CHAPTER VI

772 128 78
                                    

Kehidupan rakyat jelata terasa lebih menyenangkan daripada kehidupan kerajaan, seumur hidup Sicheng telah menantikan hal ini. Tidak ada peraturan yang membuatnya seperti burung di dalam sangkar, terkurung—tidak bisa bebas.

Beberapa hari ini Sicheng menikmati kehidupan bebasnya dengan mengeksplor beberapa tempat di desa nelayan ini, tak jarang ia juga melakukan kegiatan yang biasa rakyat jelata lakukan, seperti mencuci hingga merajut.

Jika kegiatan itu dikatakan beban oleh semua orang di kalangan bawah, namun tidak bagi Sicheng. Ia telah menemukan hobi baru selain memanah, bahkan pagi ini ia masih sibuk belajar merajut dengan pola abstrak.

"Apa kau sudah lapar?" Tanya Yuta setelah ia selesai memasak air.

Sicheng menghentikkan kegiatan merajutnya dan menggeleng. "Aku biasa makan jam delapan."

"Kalau begitu setengah jam lagi." Balas Yuta saat ia melirik jam yang tergantung di dinding, lalu mengambil alat pancing serta umpan yang biasa ia gunakan untuk menangkap ikan.

Melihat Yuta yang hendak pergi membuat Sicheng meletakkan rajutannya, ia berdiri dan mengambil busur serta anak panahnya. Sicheng ingin membantu Yuta menangkap ikan, tentu saja dengan menggunakan busur serta anak panahnya.

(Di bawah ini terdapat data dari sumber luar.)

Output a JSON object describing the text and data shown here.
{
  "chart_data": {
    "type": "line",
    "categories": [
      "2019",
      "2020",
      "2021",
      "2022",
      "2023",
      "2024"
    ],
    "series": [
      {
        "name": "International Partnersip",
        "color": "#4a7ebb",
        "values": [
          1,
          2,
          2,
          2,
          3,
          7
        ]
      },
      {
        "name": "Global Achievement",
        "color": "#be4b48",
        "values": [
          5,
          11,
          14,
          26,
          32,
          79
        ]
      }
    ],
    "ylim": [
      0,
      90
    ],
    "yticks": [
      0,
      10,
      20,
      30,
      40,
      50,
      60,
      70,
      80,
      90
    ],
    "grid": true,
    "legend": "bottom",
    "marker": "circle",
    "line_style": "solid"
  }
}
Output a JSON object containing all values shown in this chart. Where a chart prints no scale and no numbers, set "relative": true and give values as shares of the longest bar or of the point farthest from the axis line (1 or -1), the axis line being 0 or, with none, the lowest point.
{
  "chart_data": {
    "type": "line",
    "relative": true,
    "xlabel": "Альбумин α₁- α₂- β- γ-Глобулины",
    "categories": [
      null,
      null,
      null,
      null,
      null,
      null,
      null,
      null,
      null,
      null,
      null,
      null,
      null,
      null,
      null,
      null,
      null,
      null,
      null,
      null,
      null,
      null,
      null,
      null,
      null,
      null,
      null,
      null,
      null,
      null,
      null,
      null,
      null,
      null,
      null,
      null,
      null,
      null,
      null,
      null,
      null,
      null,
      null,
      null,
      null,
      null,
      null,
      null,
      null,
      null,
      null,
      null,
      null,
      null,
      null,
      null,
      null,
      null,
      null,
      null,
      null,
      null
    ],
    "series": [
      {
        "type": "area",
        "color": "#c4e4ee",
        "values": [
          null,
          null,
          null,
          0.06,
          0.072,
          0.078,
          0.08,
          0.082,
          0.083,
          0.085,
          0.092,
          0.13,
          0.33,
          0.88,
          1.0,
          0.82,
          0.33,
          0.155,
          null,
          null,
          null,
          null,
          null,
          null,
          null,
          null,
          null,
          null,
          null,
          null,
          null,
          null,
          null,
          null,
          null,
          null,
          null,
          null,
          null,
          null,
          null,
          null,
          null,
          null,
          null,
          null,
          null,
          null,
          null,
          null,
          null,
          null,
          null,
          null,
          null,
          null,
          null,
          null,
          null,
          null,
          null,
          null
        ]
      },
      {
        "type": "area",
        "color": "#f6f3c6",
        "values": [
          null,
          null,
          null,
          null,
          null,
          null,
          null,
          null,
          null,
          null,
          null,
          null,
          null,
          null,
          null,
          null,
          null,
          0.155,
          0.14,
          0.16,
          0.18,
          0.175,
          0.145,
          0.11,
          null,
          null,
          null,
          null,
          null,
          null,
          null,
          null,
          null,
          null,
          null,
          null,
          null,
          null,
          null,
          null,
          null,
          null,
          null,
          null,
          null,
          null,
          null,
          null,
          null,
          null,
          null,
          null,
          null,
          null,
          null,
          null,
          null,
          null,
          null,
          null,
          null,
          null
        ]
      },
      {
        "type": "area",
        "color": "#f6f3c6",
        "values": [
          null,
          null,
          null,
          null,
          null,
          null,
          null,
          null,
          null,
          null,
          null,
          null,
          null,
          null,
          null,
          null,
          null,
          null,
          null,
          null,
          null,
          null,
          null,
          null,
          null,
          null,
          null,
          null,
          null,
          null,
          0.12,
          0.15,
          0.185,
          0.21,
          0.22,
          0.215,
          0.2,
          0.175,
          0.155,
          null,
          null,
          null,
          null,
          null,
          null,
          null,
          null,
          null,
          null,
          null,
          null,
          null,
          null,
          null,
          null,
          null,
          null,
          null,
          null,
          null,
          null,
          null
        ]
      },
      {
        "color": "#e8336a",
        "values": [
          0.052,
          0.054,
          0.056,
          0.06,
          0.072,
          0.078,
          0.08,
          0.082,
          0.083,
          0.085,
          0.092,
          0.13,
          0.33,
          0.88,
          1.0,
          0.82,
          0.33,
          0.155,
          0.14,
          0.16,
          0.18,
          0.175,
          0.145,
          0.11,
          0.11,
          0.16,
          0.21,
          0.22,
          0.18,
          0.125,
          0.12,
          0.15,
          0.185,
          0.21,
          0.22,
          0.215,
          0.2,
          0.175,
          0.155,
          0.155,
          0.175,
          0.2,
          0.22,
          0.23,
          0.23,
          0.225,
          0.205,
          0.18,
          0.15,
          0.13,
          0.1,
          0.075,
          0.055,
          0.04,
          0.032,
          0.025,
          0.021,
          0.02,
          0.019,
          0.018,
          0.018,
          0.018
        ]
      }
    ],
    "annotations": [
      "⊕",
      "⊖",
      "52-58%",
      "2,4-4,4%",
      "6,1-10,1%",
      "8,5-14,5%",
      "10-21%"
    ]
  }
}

Yuta yang menyadari hal ini mengerutkan alis, ia menatap Sicheng dengan tatapan heran, pria cantik itu justru menatapnya dengan wajah berbinar. Dalam hati Yuta bertanya-tanya, tidak mungkin kan pria ini hendak berburu? Bagaimana jika bidikannya meleset lagi dan mengenai orang?

"Kau sehat kan?" Yuta tersenyum takut, tingkah Sicheng sangat aneh bagi dirinya, belum lagi wajah berbinar itu seolah menyimpan sesuatu.

"Tentu saja! Aku ingin membantumu menangkap ikan." Jawab Sicheng dengan nada semangat.

Lagipula tidak ada salahnya kan membantu? Sicheng tidak ingin diam di rumah saja dan tinggal menikmati hasil tangkapan Yuta, ia tidak mau seperti itu. Sama saja ia menganggap dirinya masih diperlakukan sebagai anggota kerajaan.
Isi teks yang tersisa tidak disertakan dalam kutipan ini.